Ulasan Film Pavane (2026): Ending Pahit-Manis dan Ada Kemungkinan Sekuel Season 2?
PAVANE - Ulasan Film Pavane langsung jadi perbincangan sejak tayang di Netflix. Film Korea berjudul Pavane ini bukan sekadar drama romantis biasa, tetapi juga kritik sosial tentang standar kecantikan, obsesi status, dan budaya materialisme/ X @flamingcloudsoo
AVNMEDIA.ID - Ulasan Film Pavane langsung jadi perbincangan sejak tayang di Netflix.
Film Korea berjudul Pavane ini bukan sekadar drama romantis biasa, tetapi juga kritik sosial tentang standar kecantikan, obsesi status, dan budaya materialisme.

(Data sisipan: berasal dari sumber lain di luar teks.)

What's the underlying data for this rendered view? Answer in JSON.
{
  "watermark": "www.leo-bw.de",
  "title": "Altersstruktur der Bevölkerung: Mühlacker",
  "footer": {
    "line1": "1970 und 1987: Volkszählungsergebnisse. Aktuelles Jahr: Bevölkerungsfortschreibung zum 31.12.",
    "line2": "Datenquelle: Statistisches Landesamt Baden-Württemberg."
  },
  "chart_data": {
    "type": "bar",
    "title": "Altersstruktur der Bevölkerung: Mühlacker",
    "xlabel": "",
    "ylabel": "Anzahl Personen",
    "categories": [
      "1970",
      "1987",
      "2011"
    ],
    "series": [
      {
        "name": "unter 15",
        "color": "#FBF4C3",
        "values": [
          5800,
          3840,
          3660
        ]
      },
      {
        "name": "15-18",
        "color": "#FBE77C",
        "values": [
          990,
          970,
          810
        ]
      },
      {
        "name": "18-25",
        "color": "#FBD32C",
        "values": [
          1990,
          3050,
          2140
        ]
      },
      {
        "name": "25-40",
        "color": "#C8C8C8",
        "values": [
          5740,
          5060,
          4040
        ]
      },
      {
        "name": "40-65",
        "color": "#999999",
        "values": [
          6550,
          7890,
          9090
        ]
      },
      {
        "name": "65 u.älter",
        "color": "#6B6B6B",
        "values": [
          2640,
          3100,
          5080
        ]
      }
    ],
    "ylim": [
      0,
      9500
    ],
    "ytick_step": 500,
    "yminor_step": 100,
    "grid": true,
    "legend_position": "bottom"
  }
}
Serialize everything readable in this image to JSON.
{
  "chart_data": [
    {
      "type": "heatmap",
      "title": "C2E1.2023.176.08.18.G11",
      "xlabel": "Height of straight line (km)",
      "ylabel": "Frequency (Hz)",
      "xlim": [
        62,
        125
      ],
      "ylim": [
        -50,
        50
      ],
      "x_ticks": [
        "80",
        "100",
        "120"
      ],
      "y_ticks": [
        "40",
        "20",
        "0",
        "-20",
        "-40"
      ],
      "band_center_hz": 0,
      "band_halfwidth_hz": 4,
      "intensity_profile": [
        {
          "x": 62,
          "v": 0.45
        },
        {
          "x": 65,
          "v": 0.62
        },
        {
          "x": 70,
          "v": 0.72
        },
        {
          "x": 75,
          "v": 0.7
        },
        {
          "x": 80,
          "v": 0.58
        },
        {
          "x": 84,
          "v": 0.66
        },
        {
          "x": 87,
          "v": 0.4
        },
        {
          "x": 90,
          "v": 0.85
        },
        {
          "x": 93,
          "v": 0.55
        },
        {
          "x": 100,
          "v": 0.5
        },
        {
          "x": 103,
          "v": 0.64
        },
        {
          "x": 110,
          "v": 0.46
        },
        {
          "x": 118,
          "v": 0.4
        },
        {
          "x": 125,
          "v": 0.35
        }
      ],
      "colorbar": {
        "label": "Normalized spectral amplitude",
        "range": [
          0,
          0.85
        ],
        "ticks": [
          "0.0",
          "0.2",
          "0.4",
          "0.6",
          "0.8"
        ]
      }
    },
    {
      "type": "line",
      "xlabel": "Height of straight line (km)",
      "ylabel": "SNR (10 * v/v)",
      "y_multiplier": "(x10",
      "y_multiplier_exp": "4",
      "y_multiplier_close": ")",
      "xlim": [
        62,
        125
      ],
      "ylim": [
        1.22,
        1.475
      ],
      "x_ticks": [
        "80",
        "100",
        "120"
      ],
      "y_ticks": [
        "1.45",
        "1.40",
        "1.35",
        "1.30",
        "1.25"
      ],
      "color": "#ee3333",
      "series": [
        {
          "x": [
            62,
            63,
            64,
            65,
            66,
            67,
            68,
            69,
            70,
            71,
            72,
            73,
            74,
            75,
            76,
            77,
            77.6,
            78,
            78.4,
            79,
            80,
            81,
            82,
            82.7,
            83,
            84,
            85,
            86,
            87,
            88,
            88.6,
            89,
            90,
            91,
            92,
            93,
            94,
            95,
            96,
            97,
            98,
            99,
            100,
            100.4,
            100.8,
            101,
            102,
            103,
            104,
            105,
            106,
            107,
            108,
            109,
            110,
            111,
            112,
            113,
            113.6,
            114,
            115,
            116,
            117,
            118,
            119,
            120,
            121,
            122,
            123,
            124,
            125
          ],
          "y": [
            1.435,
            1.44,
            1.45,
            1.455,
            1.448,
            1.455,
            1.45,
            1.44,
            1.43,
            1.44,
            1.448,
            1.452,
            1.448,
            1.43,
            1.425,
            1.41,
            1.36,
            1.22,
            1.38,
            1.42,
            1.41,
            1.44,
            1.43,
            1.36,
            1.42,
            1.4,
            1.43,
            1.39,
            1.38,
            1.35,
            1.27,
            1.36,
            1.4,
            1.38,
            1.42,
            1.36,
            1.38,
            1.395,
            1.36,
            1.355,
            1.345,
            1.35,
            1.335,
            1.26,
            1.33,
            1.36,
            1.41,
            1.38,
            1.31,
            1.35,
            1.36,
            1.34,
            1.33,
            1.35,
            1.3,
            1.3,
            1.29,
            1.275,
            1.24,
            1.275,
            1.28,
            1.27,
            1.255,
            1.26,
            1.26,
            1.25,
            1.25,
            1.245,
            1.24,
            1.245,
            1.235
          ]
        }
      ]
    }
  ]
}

Diadaptasi dari novel karya Park Min Kyu, Pavane (2026) menghadirkan romansa yang sunyi, emosional, dan menyisakan banyak pertanyaan—termasuk soal kemungkinan sekuel atau Season 2.
Sinopsis Film Pavane (2026)
Film ini dibintangi Go Ah Sung sebagai Mi Jeong, Moon Sang Min sebagai Gyeong Rok, serta Byun Yo Han sebagai Yo Han.
Cerita dibuka dengan adegan pertemuan dua tokoh utama di tengah salju. Suasananya tenang, tetapi terasa seperti perpisahan terakhir. Dari situ, alur mundur satu tahun sebelumnya.
Gyeong Rok adalah pria tampan, anak bintang film terkenal, dan selalu jadi pusat perhatian.
Di sisi lain, Mi Jeong adalah perempuan yang kerap dipandang sebelah mata karena penampilannya. Ia hidup dalam bayang-bayang penilaian orang lain.
Hubungan mereka tumbuh perlahan. Bukan karena belas kasihan, melainkan karena ketertarikan yang tulus.
Namun cinta mereka tidak berjalan mulus. Tekanan sosial, cibiran publik, hingga rasa tidak aman perlahan menggerus hubungan tersebut.
Penjelasan Ending Pavane: Bahagia atau Sedih?
Ending Pavane menjadi salah satu aspek paling banyak dibahas.
Ketika cerita kembali ke adegan bersalju di awal film, penonton menyadari bahwa itu bukan momen rekonsiliasi, melainkan penutupan.
Tidak ada pengkhianatan dramatis atau konflik besar. Yang ada hanyalah kelelahan emosional.
Film ini menunjukkan bahwa cinta mereka bukan gagal karena kurangnya perasaan, tetapi karena tekanan dunia luar yang terus-menerus. Mi Jeong membawa luka penolakan bertahun-tahun. Gyeong Rok mencoba bertahan, tetapi tak sepenuhnya mampu melawan sistem sosial yang menilai orang dari penampilan.